Overcoming challenges of resistance and unease
Nursing informatics leaders face many challenges – including cultural ones. Nurses are working longer in their careers and are used to certain ways of working. There can be resistance to new systems and technology, with many staff anxious of change. When I was a full-time practising nurse, I would perform my day-to-day tasks without once using a digital system so I can relate to nurses’ concerns when asked to use new technology.
The NHS is undergoing a huge cultural change but it cannot leave any of its staff members behind; NHS managers must be aware of the concerns, especially of the more conservative nurses, and educate and train them accordingly. And that is crucially, where the nursing informatics leaders can support; they can ensure all nursing staff are equipped with the training and expertise to carry out their duties aided with technology.
Championing the voice of the nursing informatics
The varying roles of nursing leaders that advocate informatics are a real asset to the NHS. I would however like to see the role of a CNIO promoted and appointed in as many trusts as possible.
Crucially, the CNIO is not just another bureaucratic figure. They will work in collaboration with the Chief Medical Information Officer (CMIO) guaranteeing that the voices of nursing and clinical staff are infused in the IT decision-making process. After all, nurses are key users of patient data and are responsible for documenting large amounts of patient information.
The benefits of managing real time data effectively are significant for patient safety – from the ability to reduce avoidable harm by identifying deteriorating patients early, to ensuring that there is sufficient staff resource to give each patient the attention they need. It seems logical for nursing staff to have an informatics champion who is responsible for defining and implementing their organisation’s strategy for IT adoption and implementation, ensuring patient safety remains at its forefront.
However, the CNIO needs to use other skills above their nursing experience. In order to perform their job effectively, the CNIO ideally should have a general understanding of the workings of hospital IT and a genuine passion and enthusiasm for new technology and change. CNIOs should also have the enthusiasm to learn to speak the language of technology, and articulate and educate nursing and clinical staff, who want to work with digital systems, about how to get the best out of technology for improved patient care. There are many challenges to technology adoption in healthcare, however, the rise of the CNIO is a huge leap in the right direction.

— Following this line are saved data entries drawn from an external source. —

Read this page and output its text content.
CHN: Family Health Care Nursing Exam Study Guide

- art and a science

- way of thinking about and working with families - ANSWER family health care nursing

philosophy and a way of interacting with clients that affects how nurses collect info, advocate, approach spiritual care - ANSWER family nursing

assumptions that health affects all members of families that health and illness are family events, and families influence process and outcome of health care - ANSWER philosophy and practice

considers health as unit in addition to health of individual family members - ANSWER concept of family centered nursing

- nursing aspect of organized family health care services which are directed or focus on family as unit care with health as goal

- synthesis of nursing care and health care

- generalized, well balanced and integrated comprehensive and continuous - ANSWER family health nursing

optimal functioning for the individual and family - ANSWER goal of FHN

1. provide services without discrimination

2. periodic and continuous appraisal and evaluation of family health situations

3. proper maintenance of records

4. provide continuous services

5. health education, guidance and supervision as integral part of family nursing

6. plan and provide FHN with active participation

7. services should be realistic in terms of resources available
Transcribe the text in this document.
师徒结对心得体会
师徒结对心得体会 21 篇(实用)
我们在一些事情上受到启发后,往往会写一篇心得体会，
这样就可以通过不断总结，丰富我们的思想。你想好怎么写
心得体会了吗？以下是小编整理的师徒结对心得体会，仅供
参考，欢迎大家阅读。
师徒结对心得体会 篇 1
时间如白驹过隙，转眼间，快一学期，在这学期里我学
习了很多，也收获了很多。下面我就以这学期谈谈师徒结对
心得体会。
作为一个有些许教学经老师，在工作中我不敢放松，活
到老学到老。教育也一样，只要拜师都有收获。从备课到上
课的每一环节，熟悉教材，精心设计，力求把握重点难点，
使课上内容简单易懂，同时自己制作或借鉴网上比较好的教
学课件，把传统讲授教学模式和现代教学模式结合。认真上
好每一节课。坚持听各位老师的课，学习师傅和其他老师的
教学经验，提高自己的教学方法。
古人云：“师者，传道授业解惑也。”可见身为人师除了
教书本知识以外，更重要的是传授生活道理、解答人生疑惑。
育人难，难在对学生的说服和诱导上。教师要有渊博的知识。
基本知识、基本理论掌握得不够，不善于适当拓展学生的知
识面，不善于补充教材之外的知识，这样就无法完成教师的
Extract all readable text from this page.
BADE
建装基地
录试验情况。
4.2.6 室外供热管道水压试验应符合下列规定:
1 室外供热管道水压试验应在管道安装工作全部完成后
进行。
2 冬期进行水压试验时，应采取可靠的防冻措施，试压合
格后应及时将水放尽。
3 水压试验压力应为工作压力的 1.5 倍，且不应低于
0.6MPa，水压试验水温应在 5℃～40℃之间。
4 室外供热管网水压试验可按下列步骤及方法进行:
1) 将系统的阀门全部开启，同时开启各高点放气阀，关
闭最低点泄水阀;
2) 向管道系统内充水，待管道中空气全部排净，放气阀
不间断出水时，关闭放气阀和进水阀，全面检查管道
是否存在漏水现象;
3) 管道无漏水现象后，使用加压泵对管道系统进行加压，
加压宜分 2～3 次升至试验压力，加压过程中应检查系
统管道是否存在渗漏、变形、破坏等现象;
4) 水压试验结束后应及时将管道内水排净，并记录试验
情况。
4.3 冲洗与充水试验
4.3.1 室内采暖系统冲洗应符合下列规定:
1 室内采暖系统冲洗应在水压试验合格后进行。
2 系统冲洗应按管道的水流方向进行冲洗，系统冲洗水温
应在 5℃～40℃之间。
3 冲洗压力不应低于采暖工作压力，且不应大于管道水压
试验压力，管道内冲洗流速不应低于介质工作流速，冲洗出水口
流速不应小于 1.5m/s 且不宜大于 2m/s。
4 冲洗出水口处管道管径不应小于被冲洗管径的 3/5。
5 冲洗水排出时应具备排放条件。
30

A digital future for nursing
Currently, the CNIO role in the UK is often overlooked, with hospital trusts apathetic to the role’s potential, struggling with financial and budget constraints or failing to clearly define the requirements of the role.
However, in organisations where the role has been implemented, the CNIOs have become well-respected drivers of change and central to operational management. As the digital healthcare revolution continues to take shape, I believe that this approach will become the norm, with CNIOs developing into influential, guiding forces that will help to steer trusts towards becoming effective and safe digitalised providers of healthcare.